Tribune
Il y a quelques semaines, le rapide passage aux Chantiers navals STX de Saint-Nazaire du président de la République, comme l’on pouvait s’y attendre, aura eu cette vertu d’exposer au grand jour une réalité sociale calamiteuse, celle d’une Nation en décrochage. Sur ce plan, reconnaissons l’utilité des médias, accélérateurs du débat. Il aura suffi d’une poignée de main refusée pour toucher du doigt ce lourd problème de confiance qu’est celui du peuple vis-à-vis de ses élites politiques.
Il était prévisible que dans le cadre de sa visite, François Hollande se fasse appréhender par les travailleurs nazairiens. Chacun sait leurs sueurs froides, à se demander d’année en année si le chômage ne les guette pas. Aussi, l’interpellation de cet ouvrier naval à l’égard du chef de l’État et salutaire. Nous espérerons qu’elle éclairera les Nazairiens et les Français.
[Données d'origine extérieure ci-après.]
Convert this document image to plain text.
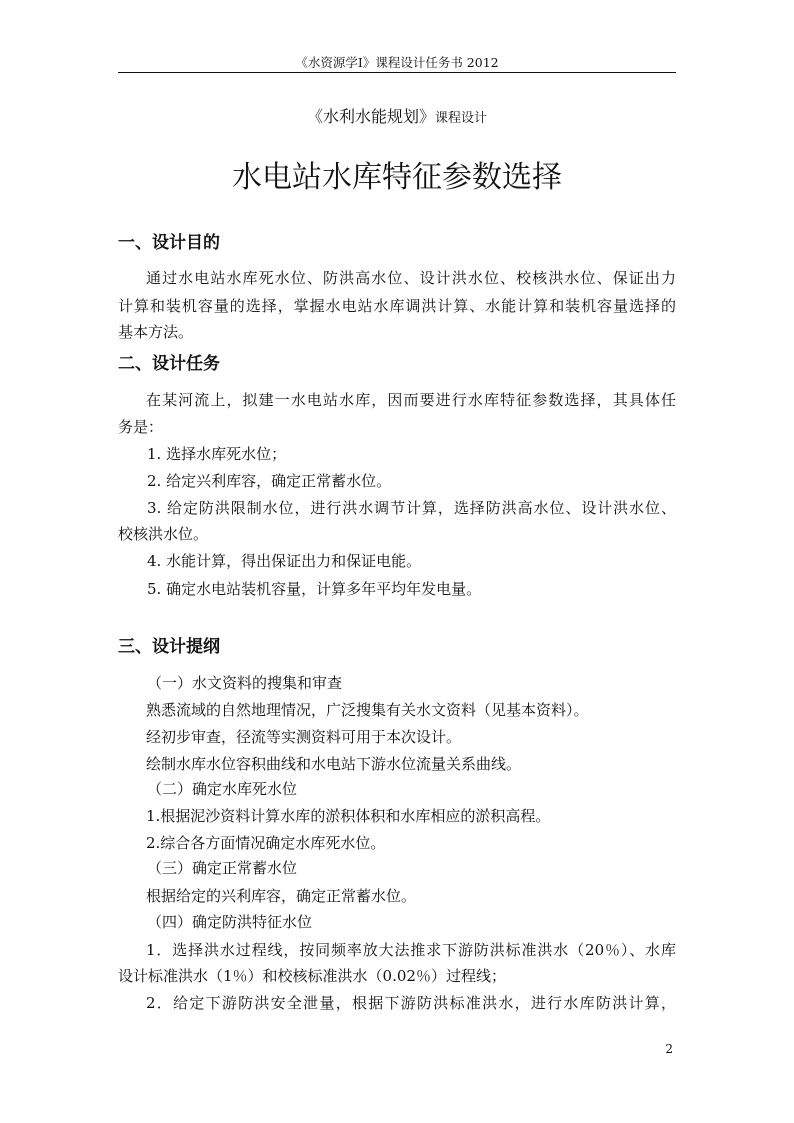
《水资源学Ⅰ》课程设计任务书 2012
《水利水能规划》课程设计
水电站水库特征参数选择
一、设计目的
通过水电站水库死水位、防洪高水位、设计洪水位、校核洪水位、保证出力
计算和装机容量的选择，掌握水电站水库调洪计算、水能计算和装机容量选择的
基本方法。
二、设计任务
在某河流上，拟建一水电站水库，因而要进行水库特征参数选择，其具体任
务是：
1. 选择水库死水位；
2. 给定兴利库容，确定正常蓄水位。
3. 给定防洪限制水位，进行洪水调节计算，选择防洪高水位、设计洪水位、
校核洪水位。
4. 水能计算，得出保证出力和保证电能。
5. 确定水电站装机容量，计算多年平均年发电量。
三、设计提纲
（一）水文资料的搜集和审查
熟悉流域的自然地理情况，广泛搜集有关水文资料（见基本资料）。
经初步审查，径流等实测资料可用于本次设计。
绘制水库水位容积曲线和水电站下游水位流量关系曲线。
（二）确定水库死水位
1.根据泥沙资料计算水库的淤积体积和水库相应的淤积高程。
2.综合各方面情况确定水库死水位。
（三）确定正常蓄水位
根据给定的兴利库容，确定正常蓄水位。
（四）确定防洪特征水位
1．选择洪水过程线，按同频率放大法推求下游防洪标准洪水（20％）、水库
设计标准洪水（1％）和校核标准洪水（0.02％）过程线；
2．给定下游防洪安全泄量，根据下游防洪标准洪水，进行水库防洪计算，
2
Il a été beaucoup débattu sur le fait que cet ouvrier — par ailleurs syndiqué à la Confédération générale du travail (CGT) et ne s’en cachant pas — refuse de serrer la main au président. Sa grande sagesse aura consisté à préférer une distance froide et le débat contradictoire avec François Hollande, plutôt que l’invective. Qu’il eut insulté ou violenté le président, et son attitude aurait été moquée, puis tout débat évacué.
Par la pédagogie, en sortant du contexte de l’emploi nazairien par l’évocation de la crise à Air France et les 2900 suppressions d’emplois annoncées, cet homme aura amené le président sur un terrain qu’il ne souhaitait pas forcément pratiquer. Car si les violences contre le DRH d’Air France peuvent être considérées comme illégitimes, comment légitimer la violence du grand patronat à l’égard de travailleurs français de plus en plus précarisés, de moins en moins protégés par le jeu de la préférence étrangère ?
La réponse, une des réponses, ce peut être à la fois de changer complètement de système économique, par notre souveraineté complètement retrouvée — vis-à-vis de l’Union européenne, de l’Allemagne et de l’euro — mais aussi, n’éludons pas ce sujet, de modifier en profondeur les rapports au sein du monde du travail.
Là, pointe le sujet épineux de la liberté d’organisation syndicale. Elle n’existe pas en France. Et le syndicalisme se trouve ainsi, depuis soixante-dix ans, prisonnier des grandes centrales : CGT, CFDT, CFTC, dont les aspirations à la justice sociale pour les travailleurs sont parfois sincères… mais les réalisations pratiques globalement inutiles… quand elles n’accompagnent pas la politique économique du Gouvernement !
Nous avons raison. Cela ne nous donne aucune satisfaction, que le dépit de l’impuissance. Problème entre tous, la question de la directive européenne Bolkenstein, aura été évoqué durant le « dialogue » (ainsi le qualifie François Hollande) entre le président et ce syndiqué. Ce fameux détachement des travailleurs, venant concurrencer à vil prix la main-d’œuvre française, en induisant des déséquilibres de contributions sociales, le chef de l’État n’en aura pas tenu compte. On le comprend : François Hollande, européiste et néo-libéral affirmé, tout comme Emmanuel Macron et Manuel Valls, valident totalement le principe du détachement, fruit du libéralisme économique le plus accompli, celui de la « concurrence libre et non faussée ».
Ce thème des travailleurs détachés n’a pas fait sourciller le président. Il excite en revanche la gauche, contre le Front national, accusé dans une double diffamation de profiter de la misère des Français, et de monter nos travailleurs contre les autres, notamment ceux d’Europe de l’Est. Il n’en est rien ! Car pour nous, défendre explicitement ici la priorité d’accès à l’emploi de nos nationaux, c’est défendre implicitement la priorité d’accès à l’emploi des travailleurs dans leurs propres pays.
Alors, vite, que se lève un front social prenant, de même, la forme d’un front syndical. Seul un « Nouveau syndicalisme », dont la priorité nationale dans l’emploi et la garantie des acquis sociaux (retraites, salaires…) seraient la continuité du patriotisme économique, peut y parvenir. Si la loi de notre république se refuse à en permettre la mise en place, il faudra bien prendre ses responsabilités et en créer les conditions, par des associations syndicales patriotes à défaut de syndicats propres.
En cela, le Rassemblement Bleu Marine (RBM) de Saint-Nazaire soutient l’initiative du « Front syndical » récemment annoncée par Marine Le Pen et Dominique Bourse-Provence, syndicaliste et juge aux prud’hommes. Leur chemin est le bon. Nous devons y inscrire nos pas.